By Menachem Rephun
In Darkest Hour, Gary Oldman’s Churchill Roars to Life
With his drooping jowls, ever-present cigar, and bottomless supply of witticisms, the Winston Churchill of Joe Wright’s Darkest Hour is very much the figure we have come to know from countless wartime newsreels, photographs, and history books. In his portrayal of Churchill, however, actor Gary Oldman reveals a more human dimension to this larger-than-life persona, capturing the Prime Minister’s vulnerability, intelligence, eccentricities, charisma, and shrewdness as a political and military tactician.
It is no small feat for an actor as recognizable as Oldman to vanish so thoroughly into a role (admittedly with the help of cosmetics). It is even more challenging given the number of actors who have already taken turns portraying Churchill (including Brian Cox in Churchill just this year). In Darkest Hour, however, Oldman gives his competitors a run for their money with what is less a performance than a cinematic resurrection, capturing Churchill’s voice, mannerisms, and character with an eerie, pinpoint accuracy. It is a depiction that captures both Churchill’s humanity and his greatness, making a convincing case that the two are inextricably related.
Oldman’s Churchill is one forced to undergo a baptism by fire, confronting both the Nazi peril, and the skepticism of many regarding his own capabilities. As the film establishes from the get-go, Churchill was far from the first choice for Prime Minister following the resignation of his predecessor, Neville Chamberlain. At the outset, we see Churchill appointed with grumblings only after all other options have been exhausted. While others can debate the historical accuracy of this and other segments of the film, it certainly works from a dramatic standpoint, turning Churchill into a sympathetic underdog triumphing in the face of adversity that would crush all but the strongest of us.
It is hard to imagine any subject with a more epic scale than the Second World War. Yet Darkest Hour functions as a fairly modest character study, capturing the embattled leader’s struggle against the policy of appeasement advocated by Chamberlain and Edward Wood, Earl of Halifax and British Foreign Secretary. Following Churchill’s appointment as Prime Minister, Halifax and Chamberlain hatch a conspiracy to expose him as a war hawk hell bent on destroying any chance of peaceful negotiation with Germany.

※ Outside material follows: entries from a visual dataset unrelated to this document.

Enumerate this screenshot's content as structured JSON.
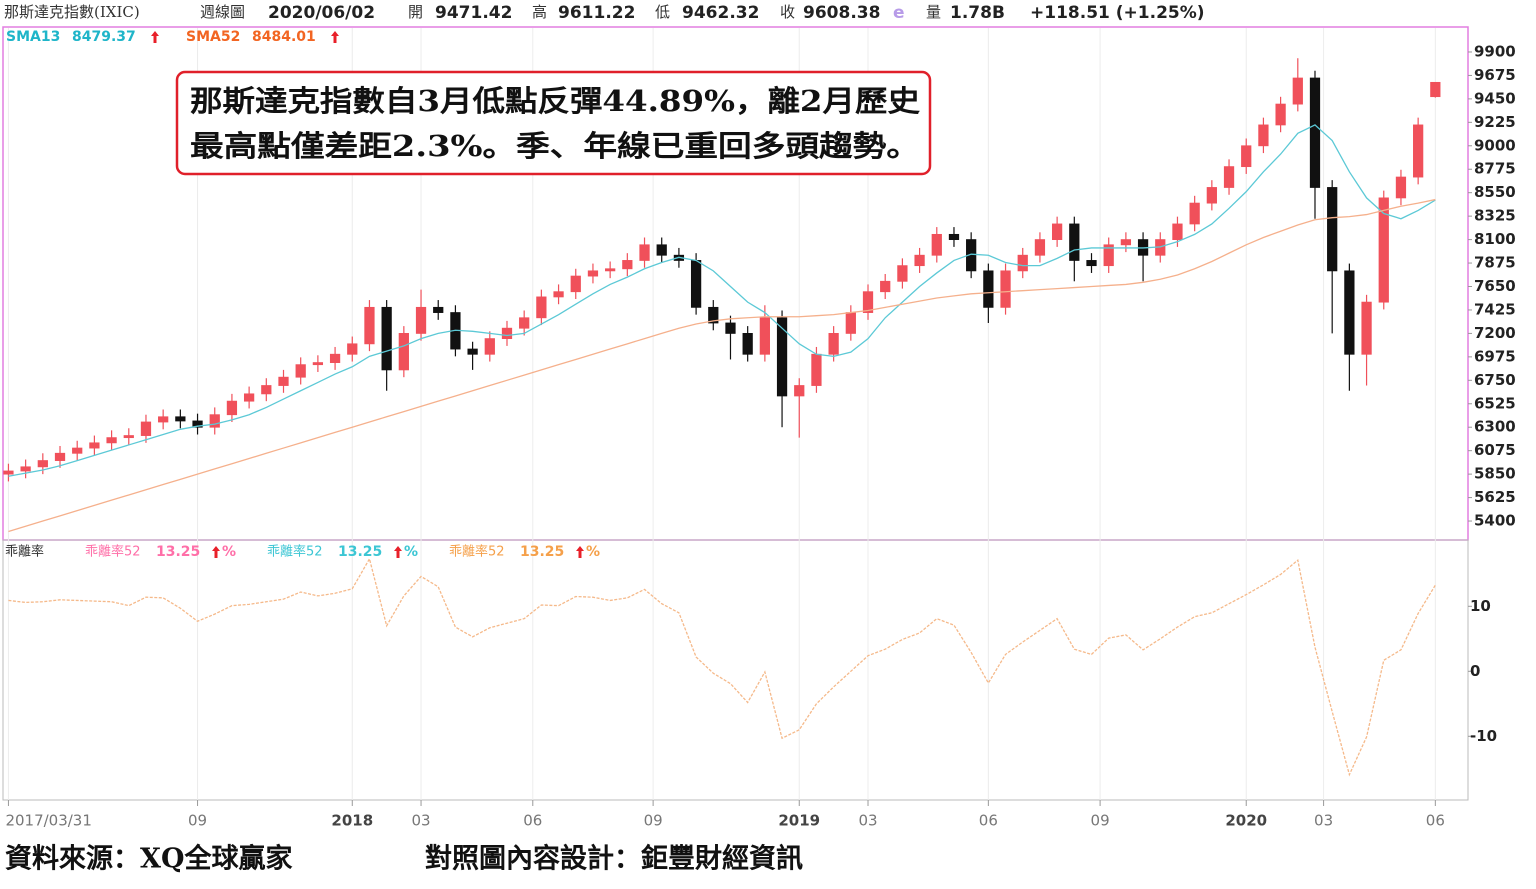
{
  "chart_data": [
    {
      "type": "candlestick",
      "title": "那斯達克指數(IXIC)",
      "period": "週線圖",
      "date": "2020/06/02",
      "quote_labels": {
        "open": "開",
        "high": "高",
        "low": "低",
        "close": "收",
        "estimate": "e",
        "volume": "量"
      },
      "volume": "1.78B",
      "change": "+118.51 (+1.25%)",
      "up_color": "#f0505a",
      "down_color": "#111111",
      "open": [
        5850,
        5880,
        5920,
        5980,
        6050,
        6100,
        6150,
        6200,
        6220,
        6350,
        6400,
        6360,
        6300,
        6420,
        6550,
        6620,
        6700,
        6780,
        6900,
        6920,
        7000,
        7100,
        7450,
        6850,
        7200,
        7450,
        7400,
        7050,
        7000,
        7150,
        7250,
        7350,
        7550,
        7600,
        7750,
        7800,
        7820,
        7900,
        8050,
        7950,
        7900,
        7450,
        7300,
        7200,
        7000,
        7350,
        6600,
        6700,
        7000,
        7200,
        7400,
        7600,
        7700,
        7850,
        7950,
        8150,
        8100,
        7800,
        7450,
        7800,
        7950,
        8100,
        8250,
        7900,
        7850,
        8050,
        8100,
        7950,
        8100,
        8250,
        8450,
        8600,
        8800,
        9000,
        9200,
        9400,
        9650,
        8600,
        7800,
        7000,
        7500,
        8500,
        8700,
        9471.42
      ],
      "high": [
        5950,
        5990,
        6050,
        6120,
        6170,
        6220,
        6270,
        6290,
        6420,
        6470,
        6470,
        6430,
        6490,
        6620,
        6690,
        6770,
        6850,
        6970,
        6990,
        7070,
        7170,
        7520,
        7520,
        7270,
        7620,
        7520,
        7470,
        7120,
        7220,
        7320,
        7420,
        7620,
        7670,
        7820,
        7870,
        7890,
        7970,
        8120,
        8120,
        8020,
        7970,
        7520,
        7370,
        7270,
        7470,
        7420,
        6770,
        7070,
        7270,
        7470,
        7670,
        7770,
        7920,
        8020,
        8220,
        8220,
        8170,
        7870,
        7870,
        8020,
        8170,
        8320,
        8320,
        7970,
        8120,
        8170,
        8170,
        8170,
        8320,
        8520,
        8670,
        8870,
        9070,
        9270,
        9470,
        9840,
        9720,
        8670,
        7870,
        7570,
        8570,
        8770,
        9270,
        9611.22
      ],
      "low": [
        5780,
        5810,
        5850,
        5910,
        5980,
        6030,
        6080,
        6130,
        6150,
        6280,
        6290,
        6230,
        6230,
        6350,
        6480,
        6550,
        6630,
        6710,
        6830,
        6850,
        6930,
        7030,
        6650,
        6780,
        7130,
        7330,
        6980,
        6850,
        6930,
        7080,
        7180,
        7280,
        7480,
        7530,
        7680,
        7730,
        7750,
        7830,
        7880,
        7830,
        7380,
        7230,
        6950,
        6930,
        6930,
        6300,
        6200,
        6630,
        6930,
        7130,
        7330,
        7530,
        7630,
        7780,
        7880,
        8030,
        7730,
        7300,
        7380,
        7730,
        7880,
        8030,
        7700,
        7780,
        7780,
        7980,
        7700,
        7880,
        8030,
        8180,
        8380,
        8530,
        8730,
        8930,
        9130,
        9330,
        8300,
        7200,
        6650,
        6700,
        7430,
        8430,
        8630,
        9462.32
      ],
      "close": [
        5880,
        5920,
        5980,
        6050,
        6100,
        6150,
        6200,
        6220,
        6350,
        6400,
        6360,
        6300,
        6420,
        6550,
        6620,
        6700,
        6780,
        6900,
        6920,
        7000,
        7100,
        7450,
        6850,
        7200,
        7450,
        7400,
        7050,
        7000,
        7150,
        7250,
        7350,
        7550,
        7600,
        7750,
        7800,
        7820,
        7900,
        8050,
        7950,
        7900,
        7450,
        7300,
        7200,
        7000,
        7350,
        6600,
        6700,
        7000,
        7200,
        7400,
        7600,
        7700,
        7850,
        7950,
        8150,
        8100,
        7800,
        7450,
        7800,
        7950,
        8100,
        8250,
        7900,
        7850,
        8050,
        8100,
        7950,
        8100,
        8250,
        8450,
        8600,
        8800,
        9000,
        9200,
        9400,
        9650,
        8600,
        7800,
        7000,
        7500,
        8500,
        8700,
        9200,
        9608.38
      ],
      "overlays": [
        {
          "name": "SMA13",
          "color": "#5cc9d6",
          "label_color": "#1fb5c9",
          "values": [
            5830,
            5860,
            5890,
            5930,
            5980,
            6030,
            6080,
            6130,
            6180,
            6230,
            6280,
            6310,
            6330,
            6370,
            6420,
            6490,
            6570,
            6650,
            6730,
            6810,
            6880,
            6980,
            7030,
            7080,
            7150,
            7200,
            7230,
            7220,
            7200,
            7180,
            7200,
            7290,
            7380,
            7480,
            7580,
            7670,
            7740,
            7820,
            7880,
            7930,
            7900,
            7800,
            7650,
            7500,
            7400,
            7250,
            7100,
            7000,
            6980,
            7020,
            7150,
            7350,
            7500,
            7650,
            7780,
            7900,
            7960,
            7950,
            7880,
            7850,
            7850,
            7920,
            8000,
            8020,
            8020,
            8020,
            8020,
            8030,
            8080,
            8150,
            8250,
            8400,
            8560,
            8750,
            8920,
            9120,
            9200,
            9050,
            8750,
            8500,
            8350,
            8300,
            8380,
            8479.37
          ]
        },
        {
          "name": "SMA52",
          "color": "#f5b08c",
          "label_color": "#f26522",
          "values": [
            5300,
            5350,
            5400,
            5450,
            5500,
            5550,
            5600,
            5650,
            5700,
            5750,
            5800,
            5850,
            5900,
            5950,
            6000,
            6050,
            6100,
            6150,
            6200,
            6250,
            6300,
            6350,
            6400,
            6450,
            6500,
            6550,
            6600,
            6650,
            6700,
            6750,
            6800,
            6850,
            6900,
            6950,
            7000,
            7050,
            7100,
            7150,
            7200,
            7250,
            7290,
            7320,
            7340,
            7350,
            7360,
            7360,
            7360,
            7370,
            7380,
            7400,
            7420,
            7450,
            7480,
            7510,
            7540,
            7560,
            7580,
            7590,
            7600,
            7610,
            7620,
            7630,
            7640,
            7650,
            7660,
            7670,
            7690,
            7720,
            7760,
            7820,
            7890,
            7970,
            8050,
            8120,
            8180,
            8240,
            8290,
            8310,
            8320,
            8340,
            8380,
            8420,
            8450,
            8484.01
          ]
        }
      ],
      "annotation": [
        "那斯達克指數自3月低點反彈44.89%，離2月歷史",
        "最高點僅差距2.3%。季、年線已重回多頭趨勢。"
      ],
      "xlim": [
        -0.2,
        84.9
      ],
      "ylim": [
        5218,
        10130
      ],
      "yticks": [
        5400,
        5625,
        5850,
        6075,
        6300,
        6525,
        6750,
        6975,
        7200,
        7425,
        7650,
        7875,
        8100,
        8325,
        8550,
        8775,
        9000,
        9225,
        9450,
        9675,
        9900
      ]
    },
    {
      "type": "line",
      "title": "乖離率",
      "unit": "%",
      "legend": [
        {
          "name": "乖離率52",
          "color": "#ff6fa8"
        },
        {
          "name": "乖離率52",
          "color": "#3cc6d4"
        },
        {
          "name": "乖離率52",
          "color": "#f5a04a"
        }
      ],
      "series": [
        {
          "color": "#f5b98a",
          "values": [
            10.9,
            10.6,
            10.7,
            11.0,
            10.9,
            10.8,
            10.7,
            10.1,
            11.4,
            11.3,
            9.7,
            7.7,
            8.8,
            10.1,
            10.3,
            10.7,
            11.1,
            12.2,
            11.6,
            12.0,
            12.7,
            17.3,
            7.0,
            11.6,
            14.6,
            13.0,
            6.8,
            5.3,
            6.7,
            7.4,
            8.1,
            10.2,
            10.1,
            11.5,
            11.4,
            10.9,
            11.3,
            12.6,
            10.4,
            9.0,
            2.2,
            -0.3,
            -1.9,
            -4.8,
            -0.1,
            -10.3,
            -9.0,
            -5.0,
            -2.4,
            0,
            2.4,
            3.4,
            4.9,
            5.9,
            8.1,
            7.1,
            2.9,
            -1.8,
            2.6,
            4.5,
            6.3,
            8.1,
            3.4,
            2.6,
            5.1,
            5.6,
            3.3,
            5.0,
            6.8,
            8.4,
            9.0,
            10.4,
            11.8,
            13.3,
            14.9,
            17.1,
            3.7,
            -6.2,
            -15.9,
            -10.1,
            1.7,
            3.3,
            8.9,
            13.25
          ]
        }
      ],
      "xlim": [
        -0.2,
        84.9
      ],
      "ylim": [
        -19.8,
        20.2
      ],
      "yticks": [
        10,
        0,
        -10
      ],
      "xticks": [
        {
          "value": 0,
          "label": "2017/03/31"
        },
        {
          "value": 11,
          "label": "09"
        },
        {
          "value": 20,
          "label": "2018"
        },
        {
          "value": 24,
          "label": "03"
        },
        {
          "value": 30.5,
          "label": "06"
        },
        {
          "value": 37.5,
          "label": "09"
        },
        {
          "value": 46,
          "label": "2019"
        },
        {
          "value": 50,
          "label": "03"
        },
        {
          "value": 57,
          "label": "06"
        },
        {
          "value": 63.5,
          "label": "09"
        },
        {
          "value": 72,
          "label": "2020"
        },
        {
          "value": 76.5,
          "label": "03"
        },
        {
          "value": 83,
          "label": "06"
        }
      ],
      "grid": true
    }
  ],
  "footer": {
    "source": "資料來源：XQ全球贏家",
    "design": "對照圖內容設計：鉅豐財經資訊"
  }
}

This possibility, Churchill understands, is non-existent, and a fantasy he rightly views as dangerous.
“When will the lesson be learned!” Churchill thunders at Halifax during a stormy War Cabinet meeting. “You cannot reason with a tiger when your head is in its mouth!” Even U.S. President Franklin Roosevelt seems slow in appreciating this message, as he rejects Churchill’s plea for additional planes to help Britain stave off the looming Nazi invasion.
While the restricted narrative focus of Darkest Hour may sacrifice some of the excitement of its subject matter, it does generate a claustrophobic atmosphere that allows us greater empathy with Churchill as we follow him through subway tunnels and corridors and smoke-filled meeting rooms, brooding over his next decision. The ominous atmosphere does not spare his friends and loved ones, including his wife, Clementine (Kristin Scott Thomas). Though Thomas poignantly captures Clementine Churchill’s superhuman patience and affection for her at times overbearing husband, she and other characters cannot help being eclipsed by the complex, towering personality at the heart of the story.
Darkest Hour is not without its flaws in other respects as well. Given its risk-taking, larger-than-life protagonist, it is unfortunate that Wright’s script and direction could not follow his example. With the exception of Churchill himself, the dialogue of those around him is often jarringly stilted, sounding less like natural speech than one being delivered, or the words of a historian placed into the character’s mouths. Wright’s impersonal, workman-like direction suffers from its fear of going out on a limb, unable to shake off the dry stuffiness of most historical dramas.
Despite these shortcomings, however, the film succeeds thanks to its sincerity, and the power of its central performance. It may be the Darkest Hour, but that hour belongs squarely to Churchill and Gary Oldman, the actor his ghost decided to possess. Given the masterclass of acting on display here, there are certainly far worse things one could ask for.